Last year, Tampa Bay became the first team since the NFL-AFL merger in 1970 (excluding the '87 strike season) to start at least 10 different rookies and finish with a winning record. Running back LeGarrette Blount and wide receiver Mike Williams were the first teammates to lead all rookies in rushing and receiving yards in 42 years. Note: Freeman is younger than both.

3. Earth to Aqib! He is one of the most gifted cornerbacks in the NFL, but when watching Aqib Talib (15 INTs in three seasons) ballhawk wideouts you can't help but wonder what the guy is thinking ... or if he even is. The 2008 first-round pick has been an off-the-field train wreck during his short career. A year ago he was suspended from the season opener after assaulting a taxi driver. In March, Talib was charged with aggravated assault with a deadly weapon (a gun, by the way) outside Dallas and faces a trial in March. How his latest legal run-in plays with judge-and-jury Commissioner Roger Goodell remains to be seen. In the interim, there are rules about interviews with Talib during camp: football questions only. Whatever.

Gerald McCoy, defensive tackle. While defensive tackle Ndamukong Suh, the second overall pick in the 2010 draft, was Ndominating last season en route to rookie of the year honors, McCoy, the No. 3 overall pick, struggled to make the sudden impact so many predicted when the former Oklahoma superstar was anointed as the second coming of Buccaneers icon Warren Sapp. McCoy, though, was starting to show up late in the season when he tore a biceps muscle in Week 14 and was done.

If Tampa Bay is going to upgrade its weak pass rush and a run defense that gave up 131.7 yards per game, McCoy needs to be the alpha dog of a starting front four expected to average less than 23 years old. "I learned that I can't be Warren Sapp. Warren Sapp was one of a kind," McCoy said. "I can only be me and I promise you I will give the very best that Gerald McCoy has to give."
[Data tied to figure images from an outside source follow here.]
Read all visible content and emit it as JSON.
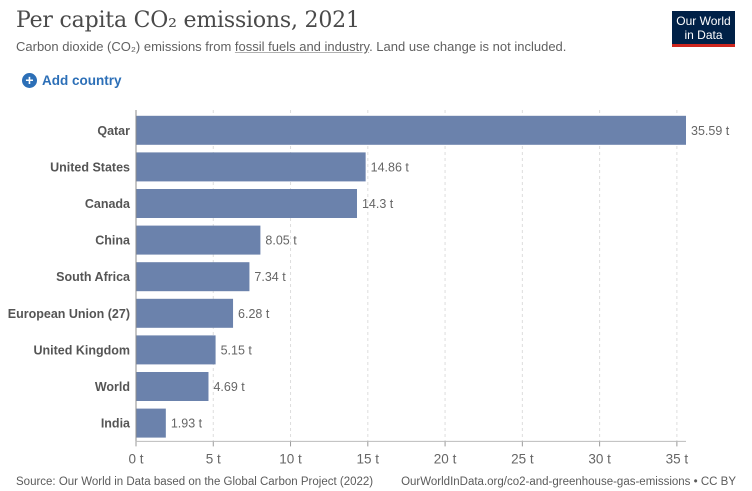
{
  "header": {
    "title": "Per capita CO₂ emissions, 2021",
    "subtitle_pre": "Carbon dioxide (CO₂) emissions from ",
    "subtitle_link": "fossil fuels and industry",
    "subtitle_post": ". Land use change is not included."
  },
  "logo": {
    "line1": "Our World",
    "line2": "in Data"
  },
  "controls": {
    "add_country": "Add country",
    "add_icon": "plus-circle-icon"
  },
  "colors": {
    "bar": "#6b82ac",
    "accent": "#2c6fb7",
    "logo_bg": "#002147",
    "logo_stripe": "#ce261e"
  },
  "chart_data": {
    "type": "bar",
    "orientation": "horizontal",
    "categories": [
      "Qatar",
      "United States",
      "Canada",
      "China",
      "South Africa",
      "European Union (27)",
      "United Kingdom",
      "World",
      "India"
    ],
    "values": [
      35.59,
      14.86,
      14.3,
      8.05,
      7.34,
      6.28,
      5.15,
      4.69,
      1.93
    ],
    "value_labels": [
      "35.59 t",
      "14.86 t",
      "14.3 t",
      "8.05 t",
      "7.34 t",
      "6.28 t",
      "5.15 t",
      "4.69 t",
      "1.93 t"
    ],
    "x_ticks": [
      0,
      5,
      10,
      15,
      20,
      25,
      30,
      35
    ],
    "x_tick_labels": [
      "0 t",
      "5 t",
      "10 t",
      "15 t",
      "20 t",
      "25 t",
      "30 t",
      "35 t"
    ],
    "xlim": [
      0,
      35.59
    ],
    "grid": true
  },
  "footer": {
    "source": "Source: Our World in Data based on the Global Carbon Project (2022)",
    "url": "OurWorldInData.org/co2-and-greenhouse-gas-emissions • CC BY"
  }
}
Despite being a reported $59 million under the salary cap, the Buccaneers signed one unrestricted free agent from another team -- a punter, no less -- choosing instead to focus on re-signing the bulk of their own players. So the stranger in the building who figures to provide the biggest impact just might be new defensive line coach Keith Millard.

An assistant with Denver ('01-04) and Oakland ('05-08), Millard brings the same ferocious, no-nonsense attitude that made him NFL Defensive Player of the Year with Minnesota in 1989, when he set a league record for sacks by a tackle with 18, a mark that still stands. Millard pulls no punches. On McCoy's play last year: "It wasn't good. He knows that." On the expectations of that inexperienced defensive front. "Youth is no excuse."

Millard is charged with grooming a unit that accounted for just 26 sacks last season (30th in the league). "They may be young, but the expectations we have are high, very high," Millard said. "They will have to produce, and we made that clear when they walked in the door."

Unlike 2010, coming off that 3-13 mark, the Buccaneers won't have the benefit of a last-place schedule. The '11 slate features seven games against teams that reached the playoffs last year, including NFC South rivals Atlanta and New Orleans twice each, plus the club's first visit to Lambeau Field since 2005 to play the Super Bowl champion Green Bay Packers. Tampa Bay, the league's only team to have all home games blacked out on local television, has just seven dates at Raymond James Stadium. The eighth was scooped up by the league office to pit the Buccaneers against the NFC runner-up Chicago Bears at London's Wembley Stadium on Oct. 23.